Walid works for an organization called the Hebron Rehabilitation Committee, which restores historic buildings, local shops and businesses, to keep both the economy and the spirit of the city alive. Walid and the committee are choosing to thrive despite the constant threat of blockades, arrests, shop closures, home demolitions and machine guns.

But it can be a deadly balancing act, especially for people like Layla who, on our first night in Hebron, fed us a feast of flavoured chicken and rice, a special dish usually saved for weddings.

Layla’s teenage son was arbitrarily arrested last year. When the 15-year-old refused to sign confession documents that were written in Hebrew because he insisted he’d done nothing wrong, they locked him up. After two months, including three weeks in solitary confinement, he broke down and signed the papers.

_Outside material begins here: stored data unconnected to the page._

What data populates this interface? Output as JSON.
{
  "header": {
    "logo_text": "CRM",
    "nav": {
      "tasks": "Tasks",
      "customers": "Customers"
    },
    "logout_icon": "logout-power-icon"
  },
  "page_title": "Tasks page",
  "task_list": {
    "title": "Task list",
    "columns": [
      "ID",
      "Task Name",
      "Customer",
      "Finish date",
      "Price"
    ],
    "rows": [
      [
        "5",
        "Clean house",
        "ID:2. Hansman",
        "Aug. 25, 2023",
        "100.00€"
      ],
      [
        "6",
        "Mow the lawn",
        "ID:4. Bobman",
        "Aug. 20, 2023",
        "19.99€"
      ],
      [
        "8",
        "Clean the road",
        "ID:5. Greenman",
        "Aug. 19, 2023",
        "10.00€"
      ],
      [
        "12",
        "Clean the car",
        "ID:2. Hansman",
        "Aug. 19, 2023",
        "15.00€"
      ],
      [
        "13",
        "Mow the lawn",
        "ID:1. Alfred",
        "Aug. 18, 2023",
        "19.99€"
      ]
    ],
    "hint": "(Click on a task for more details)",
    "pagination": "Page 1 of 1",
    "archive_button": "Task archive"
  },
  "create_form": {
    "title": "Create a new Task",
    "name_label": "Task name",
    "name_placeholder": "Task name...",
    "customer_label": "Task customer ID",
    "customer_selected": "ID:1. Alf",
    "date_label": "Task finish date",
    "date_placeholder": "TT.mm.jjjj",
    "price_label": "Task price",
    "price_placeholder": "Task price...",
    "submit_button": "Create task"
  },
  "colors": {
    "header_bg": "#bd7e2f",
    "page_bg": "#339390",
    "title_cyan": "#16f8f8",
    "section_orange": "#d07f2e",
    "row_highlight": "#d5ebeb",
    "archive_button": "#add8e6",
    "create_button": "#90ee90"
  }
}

His “trial” lasted less than two minutes, and on top of the large fine he was placed on probation for five years.

A friend of mine who went to Palestine for the first time was asked, “Where is God in this?” Her thought was not where is God, but where are the Christians?

Jesus credits us, the people of God, with a hunger and thirst for righteousness, but here in Canada that seems limited to writing letters to our MPs while in the Middle East young, nonviolent Palestinian leaders regularly run the risk of exile, arrest, beatings, torture or death.

We met so many people whose courage broke through the muffling layer of fear draped over Israel-Palestine. They are Israeli activists who openly admit their own peers consider them “traitors,” and Palestinians—both Muslim and Christian—who have been resisting the occupation for 63 years.

Using the love and grace of God, incredibly brave people are changing the fabric of Israel-Palestine. Jesus said, “Blessed are the peacemakers.” They shouldn’t have to do this work alone.